# IWB holster for Bodyguard 380



## sforl (Nov 4, 2010)

Im looking for a good IWB holster for my BG 380, I prefer to have one that won't collapse after drawing the weapon to make reholstering safer! thanks


----------



## Mudflap (Mar 30, 2011)

*380 holster*

Try Top Gun Holsters. They have plenty to choose from and they're made well.


----------



## ozzy (Apr 16, 2011)

I have one from Billy McCabe and its a perfect holster and he is a great guy to deal with. He has many styles including pocket holsters and belts. 
McCabe's Custom Leather


----------



## Packard (Aug 24, 2010)

From my experience the reholstering aspect is a non-player for civilians. For law enforcement types it is essential. They need to reholster the weapon while they affix the handcuffs.

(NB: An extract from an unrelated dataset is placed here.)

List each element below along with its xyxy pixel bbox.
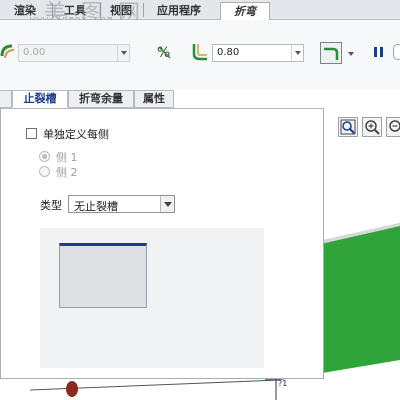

Whereas most civilians' use of handcuffs don't require firearms (but may require Viagra).

When civilians shoot it is usually at a range somewhere. You can reholster with both hands in those situations with no risk at all.

After a fire fight, should you get into one, there won't be any handcuffing of prisoners by you. So it is not an issue there.

The issues are: Comfort and concealment (and cost). Bianchi makes a comfortable (but not formed) holster (100 Professional). Not a one size fits all, but several sizes fit all. It is comfortable, inexpensive and conceals well. A straight drop though, so it is good for appendix carry and anywhere a straight drop will work for you. It has a body shield and the surface against your body is rough out for stability. It is only about $50.00 and in stock a lot of places. It is a good holster to start with. An fine holster will take weeks or months to obtain and you will want to wear something in the meantime. Or you will want to try the carry method first before investing heavily in an expensive holster.

http://www.amazon.com/100-Professional-Tan-RH-Size11/dp/B001CNUKSG


----------